While the department is sometimes slow to supply FOIA documents, the inspector general said it “found no indication that Department political leadership approves, obstructs or otherwise unduly influences the Department’s FOIA requests.”

The new watchdog report was prepared after Republicans Sen. Charles Grassley and Rep. Darrell Issa asked all federal inspectors general to review whether there was any political interference with how each agency handled FOIA requests. FOIA exemptions allow State to dismiss requests, such as classified information or sensitive material related to national security or foreign relations. “Department political leadership neither reviews nor approves, and does not direct the review or approval of, the release of information requested under FOIA,” the inspector general reported.

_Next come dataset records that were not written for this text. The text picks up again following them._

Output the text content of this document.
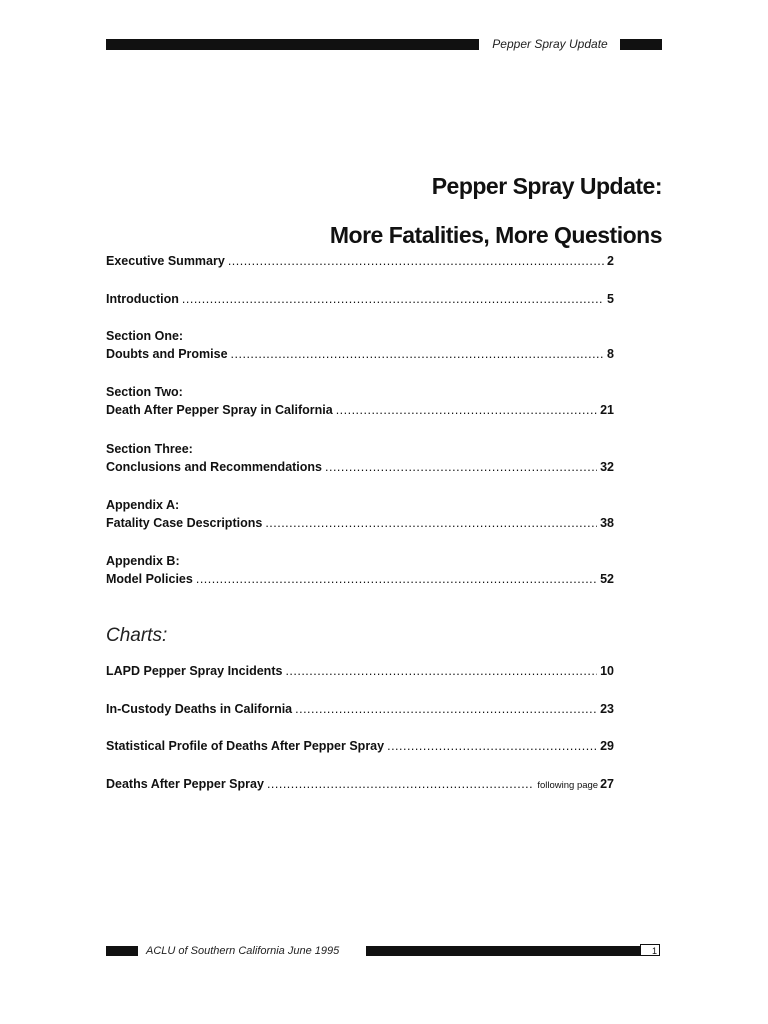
Pepper Spray Update
Pepper Spray Update:
More Fatalities, More Questions
Executive Summary .....	2
Introduction .....	5
Section One:
Doubts and Promise .....	8
Section Two:
Death After Pepper Spray in California .....	21
Section Three:
Conclusions and Recommendations .....	32
Appendix A:
Fatality Case Descriptions .....	38
Appendix B:
Model Policies .....	52
Charts:
LAPD Pepper Spray Incidents .....	10
In-Custody Deaths in California .....	23
Statistical Profile of Deaths After Pepper Spray .....	29
Deaths After Pepper Spray .....	following page 27
ACLU of Southern California June 1995	1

FAST FACT: When a journalist or citizen appeals a FOIA request that has been denied by the State Department, the case goes to a three-member panel that draws from a rotating group of retired ambassadors.

Following are other new watchdog reports released by the Government Accountability Office (GAO), various federal Offices of Inspector General (OIG), and other government entities. Congressional Research Service reports, which prepared for lawmakers but not made public, were provided by the Center for Democracy and Technology:

NATIONAL SECURITY

  • The Labor Dept’s Veterans’ Employment and Training Service, which protects the jobs of deployed service members, needs to improve its reporting methods and coordination with other agencies (GAO).

HEALTH CARE

  • HHS awarded $5 million in grants for states to carry out a federal respite care program for family caregivers who spend much of their time caring for an adult or child with special needs (GAO).

MISC.

  • FAA needs a long-term plan for recruiting and training technicians, who must maintain some 60,000 pieces of aging air traffic control equipment as the agency prepares to roll out a new satellite-based control system (GAO).